Although 2045 seems like a long way off, the state must take aggressive action and get started now on the strategies that will be needed to hit that goal. AB 1395 provides legislative direction to bolster and guide the work of the Air Resources Board (ARB) as it works on updating the Scoping Plan.
Specifically, the bill directs ARB to identify a range of approaches to meet these ambitious goals. It balances concerns and opportunities by requiring ARB to consider both the potential benefits and risks of carbon capture and removal technologies, include robust monitoring and reporting, and to ensure that there are no adverse impacts to local air quality, particularly in low-income and disadvantaged communities. Given the urgency of the crisis, we need to consider every viable option to reduce and sequester greenhouse gases quickly, safely, and affordably.

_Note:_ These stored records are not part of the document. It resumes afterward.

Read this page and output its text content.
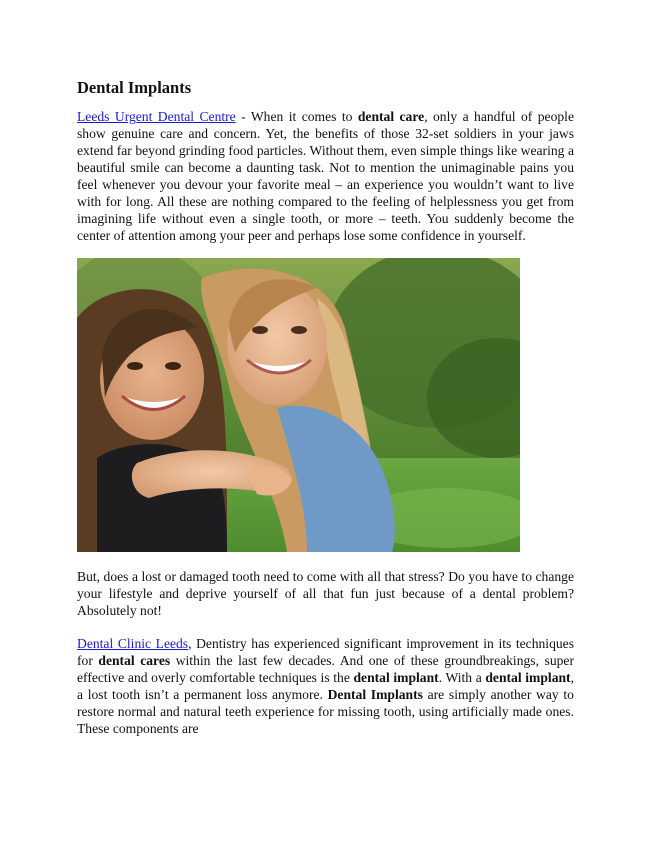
Dental Implants

Leeds Urgent Dental Centre - When it comes to dental care, only a handful of people show genuine care and concern. Yet, the benefits of those 32-set soldiers in your jaws extend far beyond grinding food particles. Without them, even simple things like wearing a beautiful smile can become a daunting task. Not to mention the unimaginable pains you feel whenever you devour your favorite meal – an experience you wouldn’t want to live with for long. All these are nothing compared to the feeling of helplessness you get from imagining life without even a single tooth, or more – teeth. You suddenly become the center of attention among your peer and perhaps lose some confidence in yourself.

But, does a lost or damaged tooth need to come with all that stress? Do you have to change your lifestyle and deprive yourself of all that fun just because of a dental problem? Absolutely not!

Dental Clinic Leeds, Dentistry has experienced significant improvement in its techniques for dental cares within the last few decades. And one of these groundbreakings, super effective and overly comfortable techniques is the dental implant. With a dental implant, a lost tooth isn’t a permanent loss anymore. Dental Implants are simply another way to restore normal and natural teeth experience for missing tooth, using artificially made ones. These components are
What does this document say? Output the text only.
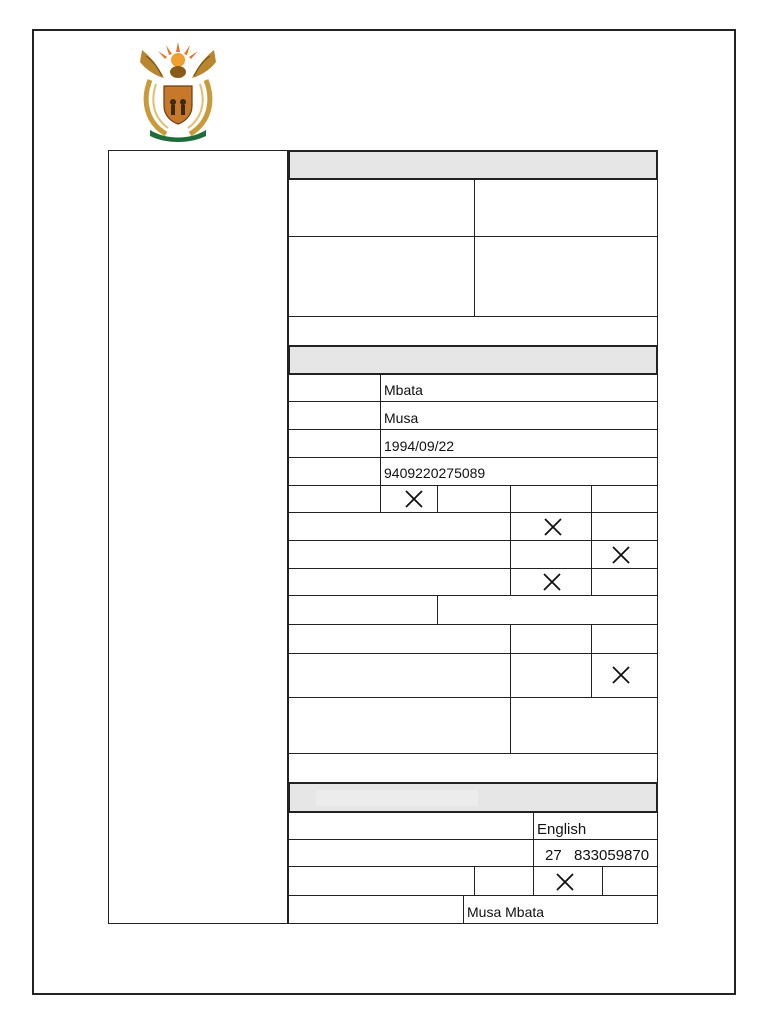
Mbata
Musa
1994/09/22
9409220275089
English
27 833059870
Musa Mbata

NRDC is ready to continue the fight and looks forward to working with our allies in the clean energy business community, other environmental groups, health and faith organizations, and environmental justice partners on next steps this fall. We are grateful for the work of AB 1395’s authors and co-authors; Assembly Members Muratsuchi, C. Garcia. L. Rivas, Holden, McCarty, R. Rivas, Stone and Senators Allen, Becker, Gonzalez, Laird, Leyva, Limón, Skinner, Stern and Wiener. And we urge legislative leadership and Governor Newsom to roll up their sleeves and work with us on an ambitious climate agenda for 2022.